Aujourd'hui, j'aborde avec vous une situation de terrain qui émerge de plus en plus dans l'univers des jeux de société : la perte de références sûres et le manque de visibilité sur la solidité et l'originalité des mécaniques de jeu des nouvelles sorties.
Clairement, la situation devient problématique pour un nombre grandissant de gérants de boutiques spécialisées (avec lesquels j'ai l'occasion de discuter régulièrement). La multiplication des sorties de jeux n'y est clairement pas étrangère et c'est la raison pour laquelle je vous ai glissé le lien vers mon précédent article.
Pour bien comprendre mes propos, essayons tout d'abord de comprendre ensemble quelle est la réalité du terrain dans l'univers des boutiques spécialisées.
Premièrement, étant spécialisées dans des produits généralement non distribués en grandes surfaces, elles sont à la recherche de nouveautés et de jeux originaux qu'elles pourront offrir à leur communauté de joueurs assidus.
Deuxièment, elles doivent faire face à un nombre restreint de distributeurs spécialisés ou travailler en direct avec les éditeurs qui éditent leurs jeux à compte d'auteur (micro-édition).
Troisièmement, elles doivent faire leur sélection en s'appuyant sur un ensemble d'éléments eux aussi restreints : un catalogue fournissant généralement des centaines de références et des sites spécialisés qui n'arrivent pas forcément à couvrir l'intégralité des nouveautés, malgré les nombreux efforts.
L'une des premières consquences c'est que les boutiques spécialisées s'attendent désormais à un travail de sélection plus fin de la part des distributeurs. L'ère du dépôt-vente de jeux tire clairement à sa fin. Les gérants de boutiques ne veulent plus acheter les yeux fermés et préfèrent désormais patienter un peu avant de se positionner sur le référencement d'un nouveau jeu. En effet, l'univers des jeux de société dits "modernes" commence à être victime de son succès de par l'apparition de jeux toujours plus nombreux et toujours plus originaux. La créativité des auteurs a trouvé dans ce secteur éditorial un tremplin de développement idéal. Et du côté des boutiques spécialisées c'est le début de l'embouteillage. Comment réussir à couvrir les quelques 500 nouveautés annuelles ? Il devient bien difficile de connaître les règles du jeu de chacune des nouveautés ludiques ! Et les gérants de boutiques spécialisées attendent donc désormais des indices plus tangibles de la demande des joueurs pour un nouveau produit.

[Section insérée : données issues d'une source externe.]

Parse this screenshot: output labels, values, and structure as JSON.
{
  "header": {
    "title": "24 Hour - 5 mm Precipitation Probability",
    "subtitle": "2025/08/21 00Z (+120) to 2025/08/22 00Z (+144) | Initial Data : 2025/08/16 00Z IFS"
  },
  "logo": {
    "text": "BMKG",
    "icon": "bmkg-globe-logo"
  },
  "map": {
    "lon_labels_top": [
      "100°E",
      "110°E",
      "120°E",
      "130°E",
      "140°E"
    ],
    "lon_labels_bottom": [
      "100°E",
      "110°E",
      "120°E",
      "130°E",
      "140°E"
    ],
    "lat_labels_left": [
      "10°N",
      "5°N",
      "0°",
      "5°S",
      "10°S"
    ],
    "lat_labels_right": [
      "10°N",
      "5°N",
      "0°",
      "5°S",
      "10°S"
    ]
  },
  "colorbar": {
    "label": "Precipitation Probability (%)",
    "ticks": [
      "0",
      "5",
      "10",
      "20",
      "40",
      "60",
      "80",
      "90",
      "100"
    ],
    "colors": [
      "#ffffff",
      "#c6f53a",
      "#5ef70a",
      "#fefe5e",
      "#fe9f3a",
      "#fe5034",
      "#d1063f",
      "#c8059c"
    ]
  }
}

Les commandes à l'aveugle pour compléter un bon et bénéficier d'un franco de port, c'est une période désormais révolue. Il y a clairement une demande pour des produits validés par des prescripteurs et le bouche à oreille. La remontée d'expérience autour des nouveautés ludiques est donc cruciale dans les premières semaines d'exploitation commerciale d'un jeu. Et lorsque le succès est là, c'est la voie royale pour le promouvoir auprès d'un public aussi large que possible et se focaliser dessus.
L'autre conséquence, c'est qu'il devient désormais de plus en plus visible que l'univers du Ludique manque d'une référence indépendante pour apprécier de la qualité ludique des nouveautés. Les blogs et sites spécialisés se sont multipliés ces dernières années, mais le temps des gérants étant compté, la réalité du terrain est qu'il devient de plus en plus difficile de bien s'informer sur tous les jeux. Et l'envie de signer à l'aveugle une commande n'est visiblement plus là. De mauvaises expériences ayant parfois refroidi les ardeurs des acteurs du secteur, même les plus dynamiques.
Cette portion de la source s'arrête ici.